El principio de responsabilidad hace referencia a la faceta subjetiva del ejercicio de la potestad sancionadora en su vertiente pasiva. La actuación de dicha potestad requiere, obviamente, la existencia de un sujeto pasivo al que se impute la conducta constitutiva de la infracción y que puede ser tanto una persona física como una persona jurídica.
Pero en el ámbito de la responsabilidad administrativa no basta con que la conducta reúna las notas de antijuridicidad y tipicidad, sino que, además, la jurisprudencia, rectificando anteriores posiciones proclives a la inexigibilidad de una actuación dolosa y a la suficiencia de un hacer simplemente irregular en la observancia de las normas, con la consiguiente atribución a aquélla de una carácter intrínsecamente objetivo, viene declarando la necesariedad de la nota de culpabilidad, pues nadie puede ser condenado o sancionado sino por hechos que le puedan ser imputados a título de dolo o culpa.
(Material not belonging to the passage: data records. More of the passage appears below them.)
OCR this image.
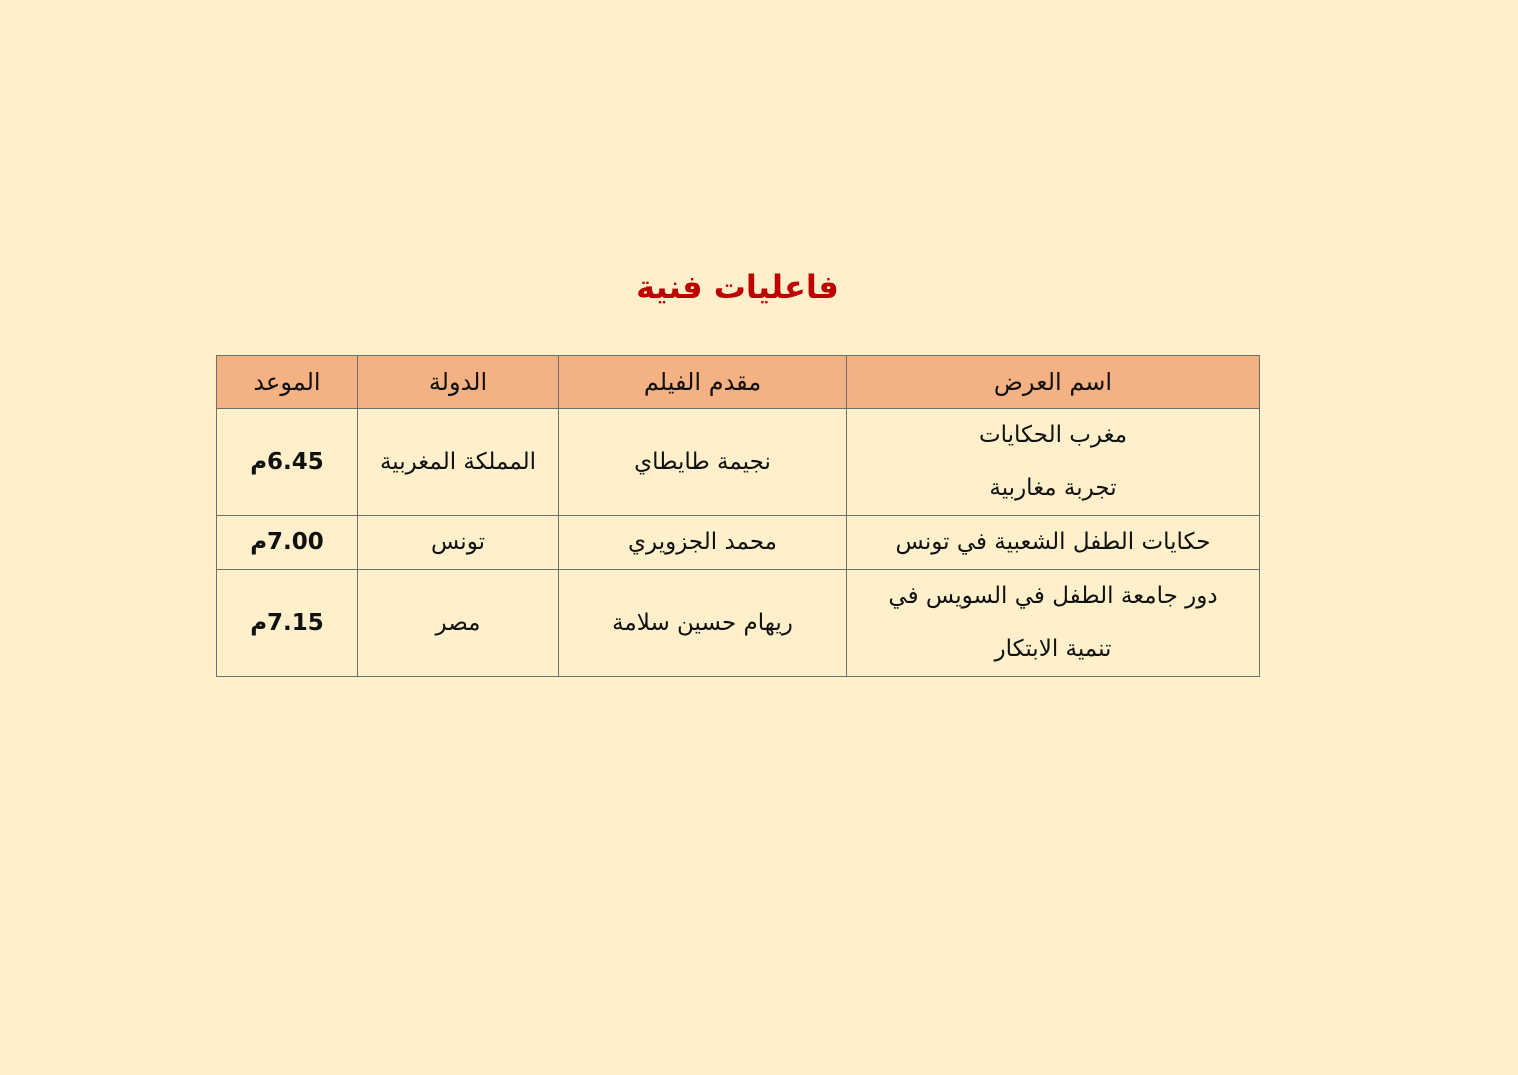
فاعليات فنية
اسم العرض	مقدم الفيلم	الدولة	الموعد

مغرب الحكايات
تجربة مغاربية	نجيمة طايطاي	المملكة المغربية	6.45م

حكايات الطفل الشعبية في تونس	محمد الجزويري	تونس	7.00م

دور جامعة الطفل في السويس في
تنمية الابتكار	ريهام حسين سلامة	مصر	7.15م
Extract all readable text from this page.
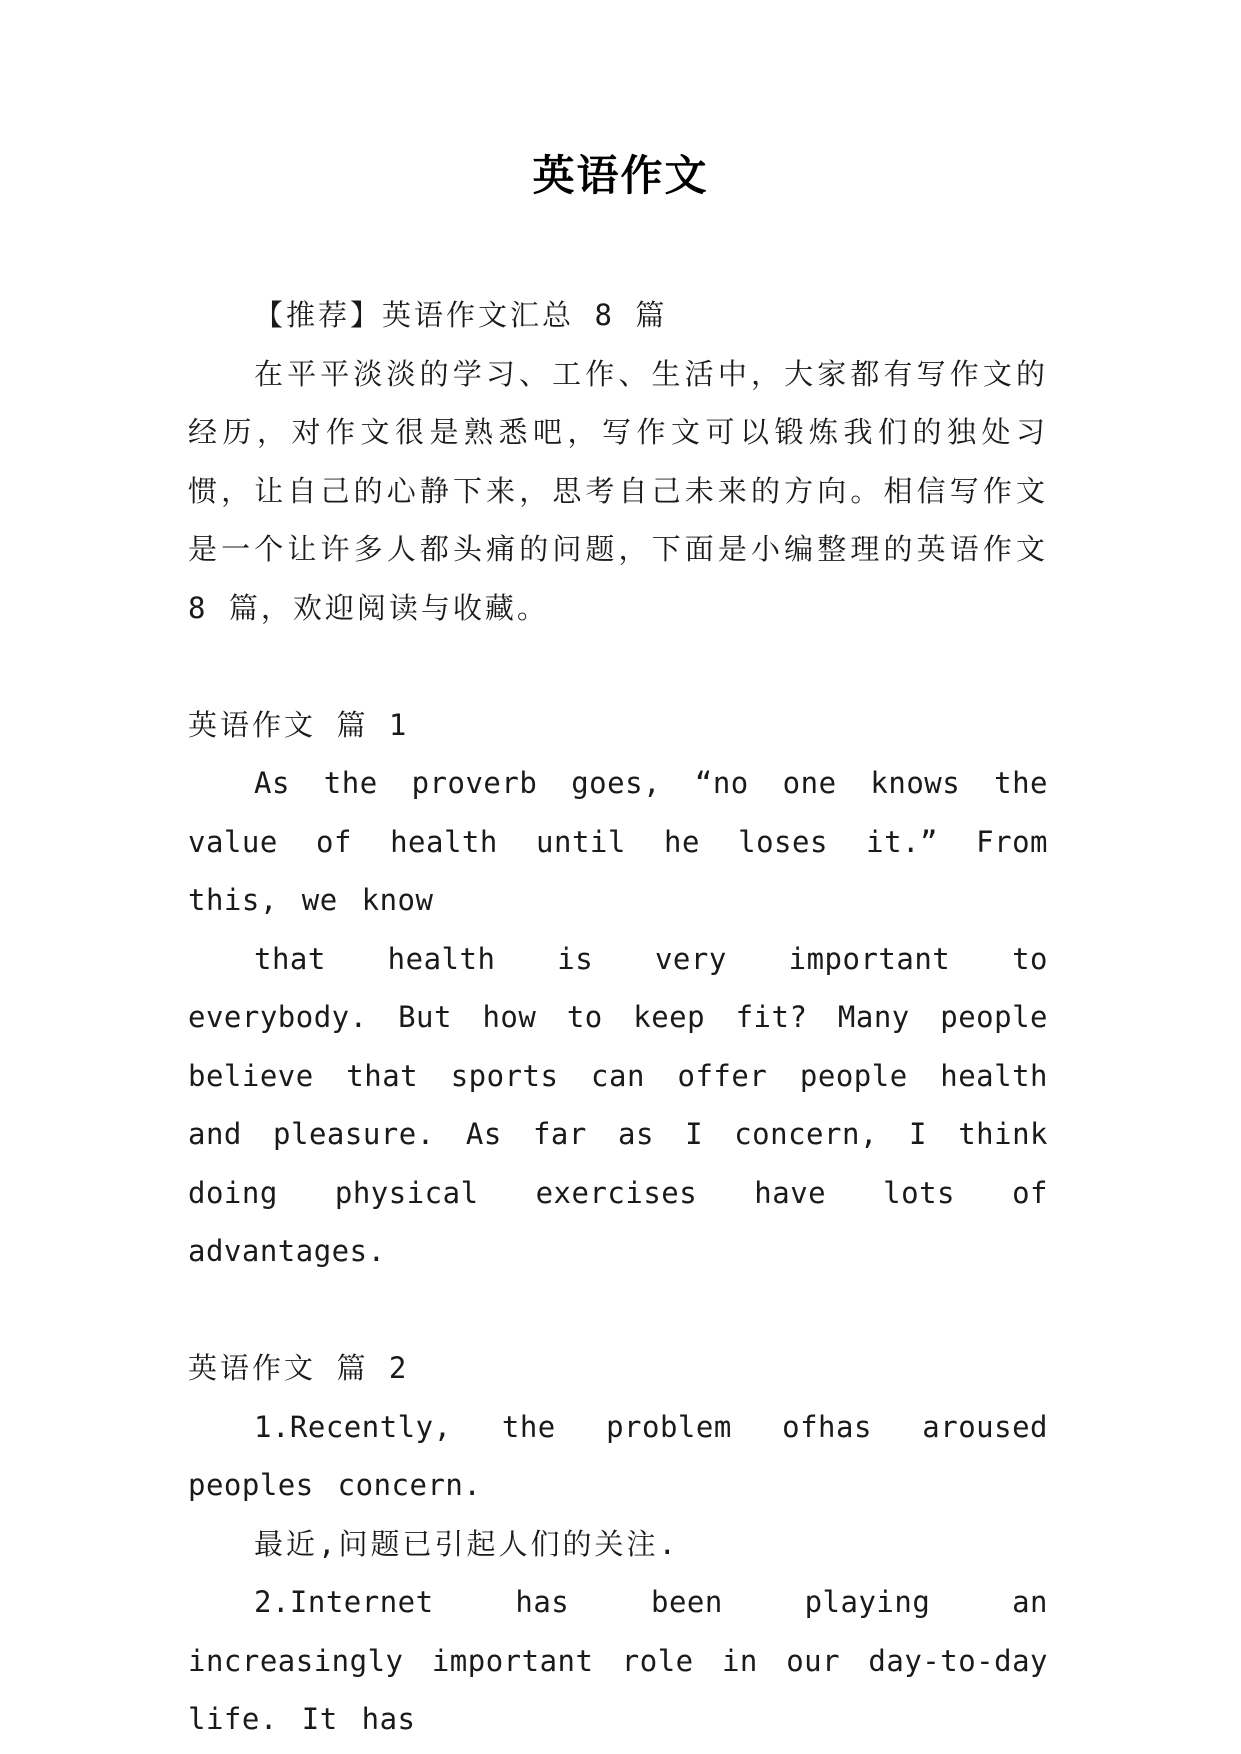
英语作文

【推荐】英语作文汇总 8 篇

在平平淡淡的学习、工作、生活中，大家都有写作文的经历，对作文很是熟悉吧，写作文可以锻炼我们的独处习惯，让自己的心静下来，思考自己未来的方向。相信写作文是一个让许多人都头痛的问题，下面是小编整理的英语作文 8 篇，欢迎阅读与收藏。

英语作文 篇 1

As the proverb goes, “no one knows the value of health until he loses it.” From this, we know

that health is very important to everybody. But how to keep fit? Many people believe that sports can offer people health and pleasure. As far as I concern, I think doing physical exercises have lots of advantages.

英语作文 篇 2

1.Recently, the problem ofhas aroused peoples concern.

最近,问题已引起人们的关注.

2.Internet has been playing an increasingly important role in our day-to-day life. It has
La Ley procedimental no alude a la intencionalidad ni a la negligencia, sino que emplea la confusa expresión “a título de simple inobservancia”. Resultando incuestionable que la misma no debe interpretarse como sanción de la proscrita culpabilidad objetiva, la doctrina le asigna significados diversos.
La simple inobservancia se refiere, en el marco de la responsabilidad culposa o negligente, a la “culpa in vigilando” o deber de cuidado, en términos que, si no existe vulneración del deber de cuidado exigible al sujeto, la inobservancia de la norma no justifica la imposición de la sanción.
Se entiende en el sentido de la posibilidad de incriminación de la culpa inconsciente o sin representación, atendiendo al aspecto normativo de la culpabilidad, según el cual puede reprocharse no haber previsto lo que se podía y debía prever.
El error resulta aplicable al ámbito de la responsabilidad derivada de infracciones administrativas, aunque su determinación y trascendencia ofrece particularidades respecto al Derecho Penal, pues mientras el elenco de ilícitos penales es limitado y existe una conciencia generalizada de su existencia, los ilícitos administrativos son difícilmente abarcables y se caracterizan, en ocasiones, por un alto grado de artificiosidad y mutabilidad, de manera que no debe partirse, por tanto, de una presunción de conocimiento, sino que ha de acudirse al criterio de la observancia de la diligencia exigible.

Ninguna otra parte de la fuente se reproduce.